During his time as a G7 central banker and seven years spent as Governor of the Bank of England, Mark Carney witnessed the collapse of public trust in elites, globalisation, and technology; the challenges of the 4th Industrial Revolution and the existential threat of the growing climate emergency. Drawing on a truly international perspective to our greatest problems, this book sets out a framework for the change needed for an economic and social renaissance in a post-Covid world. Embedding the values of sustainability, solidarity and responsibility into all decision-making is integral to his argument for how we can channel the dynamism of the market to turn intractable problems into enormous opportunities.

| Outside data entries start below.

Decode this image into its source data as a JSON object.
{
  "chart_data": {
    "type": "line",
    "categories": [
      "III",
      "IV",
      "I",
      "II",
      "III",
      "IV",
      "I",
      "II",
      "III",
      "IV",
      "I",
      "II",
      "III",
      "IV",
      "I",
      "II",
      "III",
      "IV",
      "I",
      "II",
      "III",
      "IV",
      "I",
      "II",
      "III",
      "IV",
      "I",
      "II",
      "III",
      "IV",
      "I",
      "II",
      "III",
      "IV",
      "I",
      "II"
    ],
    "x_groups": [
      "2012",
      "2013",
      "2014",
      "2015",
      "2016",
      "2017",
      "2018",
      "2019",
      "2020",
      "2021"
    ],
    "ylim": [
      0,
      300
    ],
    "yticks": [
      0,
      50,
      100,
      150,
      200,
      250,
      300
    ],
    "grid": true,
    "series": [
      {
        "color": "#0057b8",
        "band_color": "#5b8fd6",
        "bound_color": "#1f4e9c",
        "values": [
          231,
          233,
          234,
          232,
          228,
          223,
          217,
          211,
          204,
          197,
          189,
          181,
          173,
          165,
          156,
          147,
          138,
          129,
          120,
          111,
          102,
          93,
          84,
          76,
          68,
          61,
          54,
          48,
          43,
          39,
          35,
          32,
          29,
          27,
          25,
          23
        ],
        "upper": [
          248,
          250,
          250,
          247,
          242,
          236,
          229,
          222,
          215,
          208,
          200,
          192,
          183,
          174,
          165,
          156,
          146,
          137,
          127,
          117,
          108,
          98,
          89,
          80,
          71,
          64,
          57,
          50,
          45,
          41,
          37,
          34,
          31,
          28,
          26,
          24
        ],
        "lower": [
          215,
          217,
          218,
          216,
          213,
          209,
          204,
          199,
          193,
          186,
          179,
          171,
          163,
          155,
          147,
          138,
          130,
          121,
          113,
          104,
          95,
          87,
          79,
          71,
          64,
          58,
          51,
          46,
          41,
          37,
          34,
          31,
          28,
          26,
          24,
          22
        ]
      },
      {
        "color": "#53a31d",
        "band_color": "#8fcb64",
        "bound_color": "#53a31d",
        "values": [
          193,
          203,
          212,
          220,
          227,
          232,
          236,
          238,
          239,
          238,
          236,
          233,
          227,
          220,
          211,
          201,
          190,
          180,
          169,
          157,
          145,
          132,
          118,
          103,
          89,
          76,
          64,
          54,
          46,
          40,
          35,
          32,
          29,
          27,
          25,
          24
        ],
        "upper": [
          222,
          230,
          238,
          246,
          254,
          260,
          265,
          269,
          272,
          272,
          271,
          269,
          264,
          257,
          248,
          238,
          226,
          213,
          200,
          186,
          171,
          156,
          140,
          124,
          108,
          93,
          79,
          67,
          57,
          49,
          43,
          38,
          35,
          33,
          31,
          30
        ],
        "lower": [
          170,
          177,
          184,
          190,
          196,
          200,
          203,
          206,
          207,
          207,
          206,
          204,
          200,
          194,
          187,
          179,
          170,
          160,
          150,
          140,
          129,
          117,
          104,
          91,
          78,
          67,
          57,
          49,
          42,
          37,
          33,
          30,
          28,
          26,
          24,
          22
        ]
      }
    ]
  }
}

His deeply researched and forward-looking manifesto goes to the heart of what we've got wrong in the past and offers action plans to set it right for individuals, businesses, investors and governments. In short, Value(s) sets out how we can build a better world for all. It is a book that offers achievable solutions to global problems, building a future fit for our children, grandchildren and generations to come.
'The ten pages where he takes down routine market fables are worth the price of the book alone.' writes Will Hutton.